‘What Change Caused this Mess?’ 8 Lessons IT Ops Must Learn from the Facebook Outage
Even though It’s 2019, enterprise IT teams are still struggling with massive outages and other performance incidents that have far-reaching impacts across multiple business aspects (let alone the bottom line).
Take for example the latest Facebook massive outage, which affected millions of people worldwide, lasted for over 14 hours and is believed to have cost Facebook tens of millions of dollars!

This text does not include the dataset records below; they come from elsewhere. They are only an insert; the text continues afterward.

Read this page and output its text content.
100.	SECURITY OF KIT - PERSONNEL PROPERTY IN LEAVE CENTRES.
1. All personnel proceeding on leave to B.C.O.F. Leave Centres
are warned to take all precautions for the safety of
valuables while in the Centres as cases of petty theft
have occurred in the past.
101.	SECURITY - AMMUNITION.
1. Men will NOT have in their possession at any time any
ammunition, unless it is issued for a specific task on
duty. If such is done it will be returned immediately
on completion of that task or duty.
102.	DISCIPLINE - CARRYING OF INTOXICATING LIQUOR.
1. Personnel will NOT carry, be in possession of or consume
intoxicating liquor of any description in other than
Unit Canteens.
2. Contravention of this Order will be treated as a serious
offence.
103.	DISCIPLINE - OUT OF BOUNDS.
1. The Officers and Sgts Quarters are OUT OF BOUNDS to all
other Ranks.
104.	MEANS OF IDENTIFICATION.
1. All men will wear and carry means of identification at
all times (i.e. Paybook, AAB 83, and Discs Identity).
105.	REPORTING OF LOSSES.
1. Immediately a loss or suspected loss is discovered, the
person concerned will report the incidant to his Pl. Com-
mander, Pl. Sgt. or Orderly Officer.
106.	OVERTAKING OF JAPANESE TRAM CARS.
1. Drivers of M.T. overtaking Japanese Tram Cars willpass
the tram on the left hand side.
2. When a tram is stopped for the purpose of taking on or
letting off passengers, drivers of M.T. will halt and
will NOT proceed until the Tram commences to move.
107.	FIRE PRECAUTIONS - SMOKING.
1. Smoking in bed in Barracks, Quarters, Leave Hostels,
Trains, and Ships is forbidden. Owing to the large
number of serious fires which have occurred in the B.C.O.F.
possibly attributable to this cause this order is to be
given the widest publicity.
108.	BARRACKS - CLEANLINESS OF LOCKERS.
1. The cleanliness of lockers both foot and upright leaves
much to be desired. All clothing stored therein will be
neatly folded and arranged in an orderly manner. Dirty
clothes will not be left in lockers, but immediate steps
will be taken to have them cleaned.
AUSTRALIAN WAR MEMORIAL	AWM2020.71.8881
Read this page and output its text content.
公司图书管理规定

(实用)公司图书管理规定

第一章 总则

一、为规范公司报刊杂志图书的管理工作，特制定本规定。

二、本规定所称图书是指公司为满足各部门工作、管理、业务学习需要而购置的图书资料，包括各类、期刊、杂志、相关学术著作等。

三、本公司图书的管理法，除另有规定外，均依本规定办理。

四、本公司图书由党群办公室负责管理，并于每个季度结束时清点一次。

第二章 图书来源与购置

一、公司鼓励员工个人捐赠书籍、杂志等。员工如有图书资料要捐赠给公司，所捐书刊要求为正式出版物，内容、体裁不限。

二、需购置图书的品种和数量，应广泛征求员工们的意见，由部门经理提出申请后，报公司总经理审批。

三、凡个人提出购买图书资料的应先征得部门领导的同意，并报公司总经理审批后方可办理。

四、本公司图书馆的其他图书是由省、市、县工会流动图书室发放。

Blamed on a “server configuration change,” this human error not only knocked down the social media giant’s main platforms like Facebook, Instagram, and WhatsApp but has also further harmed the company in terms of credibility and reliability, as seen in endless media mentions.
These types of outages are considered IT and Cloud Ops’ worst nightmares, not only damaging the performance and resulting in a massive loss of revenues (ad-related revenues in the case of Facebook), but also badly impacting the reputation and credibility of the brand.
I am sharing here my list of 8 top lessons that IT Operations can learn from the recent Facebook outage:
1. It happens to the best
These types of incidents have been happening for the past 20 years, are considered very common (though painful), and the industry is still struggling with too many of them.
Amazon, Microsoft, Facebook, Google, Delta Airlines, HSBC and many other giants make up only a partial list of the enterprises that “enjoyed” being mentioned in the news at one point or another, due to an enormous outage that was probably caused by a sort of a granular change in their network, data applications or the like.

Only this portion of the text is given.